THE WEIRDEST DREAM

By
Heaved from my bed during the darkened night,
Sauntering through the unilluminated room, scarces of sight.
Through the window, moon's phosphorescent light dances against the wall.
Looking outthe immense square hole of glass and seeing creatures of all.
I assume it is an illusion, a hallucination of some sort,
But after a second or two it becomes as clear as a verdict in court.
A goblin knocking on the door, leaving with Go Lean.
Ah man! I should have known it was Halloween.
Trotting across the obscure room,
I flick on the lights and seeing a long-stick broom,
I think about impersonating a witch for Halloween.
So I billow the broom, galloping downstairs.
There I smell (turkey-scented) gravy and lemon squares.
The smell oozes from the kitchen, what could it be?
Mom comes out and says "Get ready for Thanksgiving."
I say, "Oh no, no! What the heck do you mean?
I see children outside dressed for Halloween!"
Mom just walks away without saying a word.
I think, did she comprehend?

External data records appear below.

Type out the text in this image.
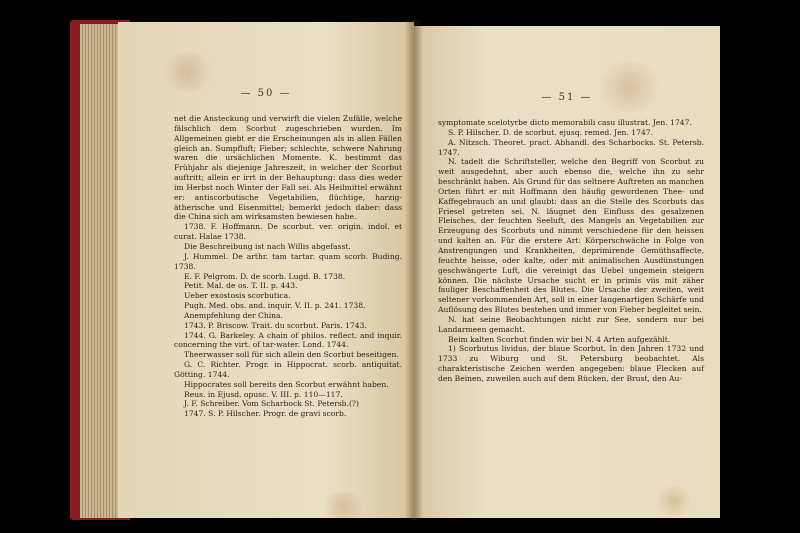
— 50 —

net die Ansteckung und verwirft die vielen Zufälle, welche fälschlich dem Scorbut zugeschrieben wurden. Im Allgemeinen giebt er die Erscheinungen als in allen Fällen gleich an. Sumpfluft; Fieber; schlechte, schwere Nahrung waren die ursächlichen Momente. K. bestimmt das Frühjahr als diejenige Jahreszeit, in welcher der Scorbut auftritt; allein er irrt in der Behauptung: dass dies weder im Herbst noch Winter der Fall sei. Als Heilmittel erwähnt er: antiscorbutische Vegetabilien, flüchtige, harzig-ätherische und Eisenmittel; bemerkt jedoch daber: dass die China sich am wirksamsten bewiesen habe.

1738. F. Hoffmann. De scorbut. ver. origin. indol. et curat. Halae 1738.

Die Beschreibung ist nach Willis abgefasst.

J. Hummel. De arthr. tam tartar. quam scorb. Buding. 1738.

E. F. Pelgrom. D. de scorb. Lugd. B. 1738.

Petit. Mal. de os. T. II. p. 443.

Ueber exostosis scorbutica.

Pugh. Med. obs. and. inquir. V. II. p. 241. 1738.

Anempfehlung der China.

1743. P. Briscow. Trait. du scorbut. Paris. 1743.

1744. G. Barkeley. A chain of philos. reflect. and inquir. concerning the virt. of tar-water. Lond. 1744.

Theerwasser soll für sich allein den Scorbut beseitigen.

G. C. Richter. Progr. in Hippocrat. scorb. antiquitat. Götting. 1744.

Hippocrates soll bereits den Scorbut erwähnt haben.

Reus. in Ejusd. opusc. V. III. p. 110—117.

J. F. Schreiber. Vom Scharbock St. Petersb.(?)

1747. S. P. Hilscher. Progr. de gravi scorb.

— 51 —

symptomate scelotyrbe dicto memorabili casu illustrat. Jen. 1747.

S. P. Hilscher. D. de scorbut. ejusq. remed. Jen. 1747.

A. Nitzsch. Theoret. pract. Abhandl. des Scharbocks. St. Petersb. 1747.

N. tadelt die Schriftsteller, welche den Begriff von Scorbut zu weit ausgedehnt, aber auch ebenso die, welche ihn zu sehr beschränkt haben. Als Grund für das seltnere Auftreten an manchen Orten führt er mit Hoffmann den häufig gewordenen Thee- und Kaffegebrauch an und glaubt: dass an die Stelle des Scorbuts das Friesel getreten sei. N. läugnet den Einfluss des gesalzenen Fleisches, der feuchten Seeluft, des Mangels an Vegetabilien zur Erzeugung des Scorbuts und nimmt verschiedene für den heissen und kalten an. Für die erstere Art: Körperschwäche in Folge von Anstrengungen und Krankheiten, deprimirende Gemüthsaffecte, feuchte heisse, oder kalte, oder mit animalischen Ausdünstungen geschwängerte Luft, die vereinigt das Uebel ungemein steigern können. Die nächste Ursache sucht er in primis viis mit zäher fauliger Beschaffenheit des Blutes. Die Ursache der zweiten, weit seltener vorkommenden Art, soll in einer laugenartigen Schärfe und Auflösung des Blutes bestehen und immer von Fieber begleitet sein.

N. hat seine Beobachtungen nicht zur See, sondern nur bei Landarmeen gemacht.

Beim kalten Scorbut finden wir bei N. 4 Arten aufgezählt.

1) Scorbutus lividus, der blaue Scorbut. In den Jahren 1732 und 1733 zu Wiburg und St. Petersburg beobachtet. Als charakteristische Zeichen werden angegeben: blaue Flecken auf den Beinen, zuweilen auch auf dem Rücken, der Brust, den Au-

What has she heard?
Next, I run to my sister's room, asking, "What's going on?"
But when I get there, there is also something wrong.
She is hiding Easter eggs for my brothers who are outside the room.
I am so furious; I am getting ready to smack her with the broom.
I bellow, "Why are you hiding Easter eggs? It's not Easter, yet!"
She says, "Oh, yes it is Easter, I bet."
I run to the living room where Dad always watches television.
When I get there I know this family is trippin'.
My dad is placing presents under the Christmas tree.
He sweet-talks, "Hey, honey! It's Christmas Eve."
I start feeling warm and dizzy for a while.
I am getting ready to pass out or vomit bile.
I wake up sweating and relieved for a minute.
I thought my dream was real, that is something I'd admit.